Cascadelle Distribution avait logé pas moins de dix points pour soutenir ses réclamations. Elle estimait entre autres que Nestlé l’avait illégalement privée des fruits des investissements réalisés, à la fois humains et financiers, avait cherché à connaître des informations confidentielles sur ses affaires et avait tenté de ternir son image auprès des clients, des fournisseurs et du public.
Cascadelle distribution, engagée dans la distribution et commercialisation des produits alimentaires avec une spécialisation dans les aliments secs depuis plus de 20 ans, est dirigée par Hervé Chan Tai Kong, qui soutient dans sa plainte être une figure bien connue et respectée dans le secteur de la distribution.
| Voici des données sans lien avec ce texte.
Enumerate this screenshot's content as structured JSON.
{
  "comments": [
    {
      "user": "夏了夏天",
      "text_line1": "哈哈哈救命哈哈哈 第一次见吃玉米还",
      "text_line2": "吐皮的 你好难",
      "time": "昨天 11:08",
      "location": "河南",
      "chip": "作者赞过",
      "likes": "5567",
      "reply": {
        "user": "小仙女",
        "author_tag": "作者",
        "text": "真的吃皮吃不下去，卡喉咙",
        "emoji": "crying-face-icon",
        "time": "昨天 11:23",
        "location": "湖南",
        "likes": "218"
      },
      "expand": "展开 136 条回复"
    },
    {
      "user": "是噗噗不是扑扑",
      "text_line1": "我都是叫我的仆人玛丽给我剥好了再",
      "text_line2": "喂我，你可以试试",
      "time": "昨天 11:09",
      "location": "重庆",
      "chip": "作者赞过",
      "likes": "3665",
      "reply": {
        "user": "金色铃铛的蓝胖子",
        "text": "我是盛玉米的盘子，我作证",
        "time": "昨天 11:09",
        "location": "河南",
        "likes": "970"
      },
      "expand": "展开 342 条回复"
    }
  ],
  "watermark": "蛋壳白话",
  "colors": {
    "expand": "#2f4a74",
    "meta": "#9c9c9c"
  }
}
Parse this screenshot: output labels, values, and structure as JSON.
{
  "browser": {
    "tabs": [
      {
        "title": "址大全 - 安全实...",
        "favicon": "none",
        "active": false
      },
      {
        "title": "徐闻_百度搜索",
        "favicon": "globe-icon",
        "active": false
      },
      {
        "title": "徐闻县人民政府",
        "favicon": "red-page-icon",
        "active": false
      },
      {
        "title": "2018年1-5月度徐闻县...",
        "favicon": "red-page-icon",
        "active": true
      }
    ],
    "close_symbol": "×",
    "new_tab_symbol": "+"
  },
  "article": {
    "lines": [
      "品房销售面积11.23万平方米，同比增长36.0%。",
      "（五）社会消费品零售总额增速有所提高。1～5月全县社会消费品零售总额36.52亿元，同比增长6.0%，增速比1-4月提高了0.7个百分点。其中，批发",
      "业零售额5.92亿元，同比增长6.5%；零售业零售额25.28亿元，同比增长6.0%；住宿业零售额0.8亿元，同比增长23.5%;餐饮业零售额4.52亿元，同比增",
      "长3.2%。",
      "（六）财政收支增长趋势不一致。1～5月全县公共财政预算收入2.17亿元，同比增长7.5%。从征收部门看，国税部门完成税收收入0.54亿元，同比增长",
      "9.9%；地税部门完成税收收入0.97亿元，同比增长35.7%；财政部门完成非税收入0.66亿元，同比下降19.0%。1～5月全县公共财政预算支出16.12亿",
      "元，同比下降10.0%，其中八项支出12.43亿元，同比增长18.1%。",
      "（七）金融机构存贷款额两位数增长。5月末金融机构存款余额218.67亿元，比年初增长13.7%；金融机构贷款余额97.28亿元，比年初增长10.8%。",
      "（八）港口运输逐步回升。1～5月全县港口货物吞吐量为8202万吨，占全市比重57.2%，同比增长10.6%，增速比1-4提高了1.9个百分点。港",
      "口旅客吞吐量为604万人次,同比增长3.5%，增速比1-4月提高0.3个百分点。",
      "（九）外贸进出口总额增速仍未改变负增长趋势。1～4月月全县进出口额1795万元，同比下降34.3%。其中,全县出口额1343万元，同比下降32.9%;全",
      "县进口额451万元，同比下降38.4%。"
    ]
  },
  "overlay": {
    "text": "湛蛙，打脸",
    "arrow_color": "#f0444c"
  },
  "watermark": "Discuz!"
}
Le 5 juin 2000, Nestlé désigne le plaignant comme distributeur exclusif des services alimentaires et des produits de restauration. Cascadelle Distribution quitte alors ses locaux, un espace de 4 000 pieds carrés à Port-Louis, pour s’installer dans un emplacement de 8 000 pieds carrés à Phoenix. Elle emploie aussi un nouveau vendeur pour les produits de Nestlé, augmente sa flotte de véhicules et investit en communication et en marketing. Elle rehausse son système d’information et son réseau de distribution. En 2006, la compagnie de distribution étend ses activités et crée un nouveau point de vente pour les produits Nespresso. Elle est alors informée que le nouveau directeur de Nestlé entreprendrait un audit sur les profits, les structures d’investissements et la gestion de Cascadelle Distribution. Le directeur de la compagnie de distribution objecte, expliquant que ce serait une ingérence dans ses affaires et ses informations confidentielles.
Dans sa plainte, Cascadelle explique que « it invested and mobilized considerable human and financial resources to boost up the sales of defendant’s products and the arbitrary and abrupt decisions by the defendant to call off the agreement was an act of bad faith designed to enable another party to appropriate the fruits and labour of the plaintiff ».
Bien que la réclamation fût de Rs 46 M, après avoir analysé les faits, l’Acting Senior Puisne Judge Paul Lam Shang Leen a conclu que Nestlé devra payer la somme de Rs 2 830 105 à Cascadelle. « There must be reasonable delay given before its termination to temper the damages the other party might endure and such termination must also be made in good faith. I therefore do not consider the period of 6 years as a reasonable yardstick. To my mind, one year is more than reasonable for the other party to mitigate its losses. Consequently, I shall allow the plaintiff for half of the year 2007, as the contract was to terminate as from the 1st July 2007, the sum of Rs 700,105 and half of the year of profit for 2008 which Rs 1,68 M. I allow therefore the sum of Rs 2,380,105 as damages for loss of revenue », conclut-il.